In times of social and moral attribulation

 

Entrar en el siglo xx es penetrar en “el corazón de las tinieblas” (Czeslaw Milosz, 1990, p. 249).

El hombre es “un ser extraordinariamente apasionado, más cruel y más perverso que otros animales” (Freud, 1988, p. 115).

En una pieza de teatro de Henrik Ibsen titulada Un enemigo del pueblo, escrita en 1882, el dramaturgo noruego pone en escena una historia cotidiana pero sugerente en la que revela lo que hasta entonces había pasado siempre. Y, podemos decir, continúa pasando, mucho más ahora en tiempos de la globalización en los que una pequeña comunidad de poderosos de las grandes urbes actúa de igual manera: con avidez, afán de lucro individual o grupal, menosprecio por el bien colectivo, comportamiento amoral para el que no hay sanción ni por parte de la ley ni de las instituciones, y cuando alguien osa denunciarlos, utilizan todas las artimañas para eludir las mismas leyes ambiguas que los de su grupo, o los que se han servido de sus influencias, han creado para que nunca se apliquen o simplemente para que los beneficie.

Razón tiene Cioran (1992) cuando afirma al respecto:

un César está más cerca de un alcalde de pueblo que de un espíritu soberanamente lúcido pero desprovisto del instinto de dominio. Lo importante es mandar [...]. Ya tengáis en vuestras manos un imperio, una tribu, una familia o un criado, desplegáis vuestro talento de tirano, glorioso o caricaturesco: todo un mundo o una sola persona a vuestras órdenes. Así se establece la serie de calamidades que provienen de la necesidad de primar (p. 103).

La historia de Un enemigo del pueblo ocurre en un balneario al que llegan turistas de los pueblos vecinos; este es muy reputado por sus aguas y por los beneficios que reporta a los pudientes del pueblo, incluido el alcalde, que son quienes controlan todo a través de una junta municipal.
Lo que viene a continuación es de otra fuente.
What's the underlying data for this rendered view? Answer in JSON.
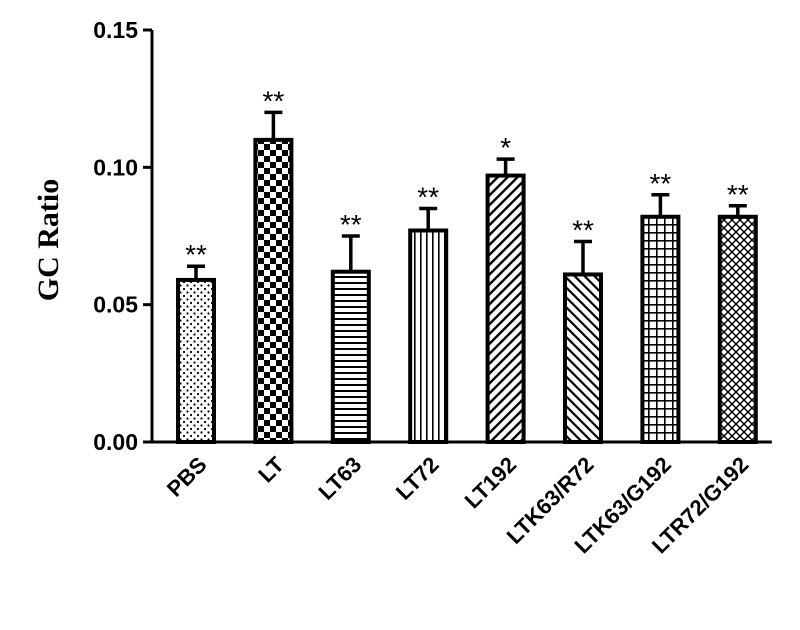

Los tubos de conducción de las aguas fueron instalados cerca de una zona de antiguos desechos de un molino que había cerrado y que, por lo mismo, no era el lugar adecuado para nutrir al balneario, a pesar de las advertencias del único médico del lugar, el doctor Thomas Stockmann, quien además había sugerido que la toma se hiciera arriba en la montaña. Todo prosperaba, y tanto los burgueses como el alcalde estaban felices, hasta el momento en que aquel comenzó a constatar entre la población brotes de enfermedades de la piel, respiratorias, entre otras, debido a la contaminación de las tuberías del balneario. Ante tal evidencia, el médico notifica de inmediato al alcalde, quien de hecho es su hermano, y a algunos miembros prestantes del pueblo, pero ninguno admite que sea cierto; por el contrario, comienzan a organizarse para difamar al médico entre la gente del pueblo que no tiene ninguna formación.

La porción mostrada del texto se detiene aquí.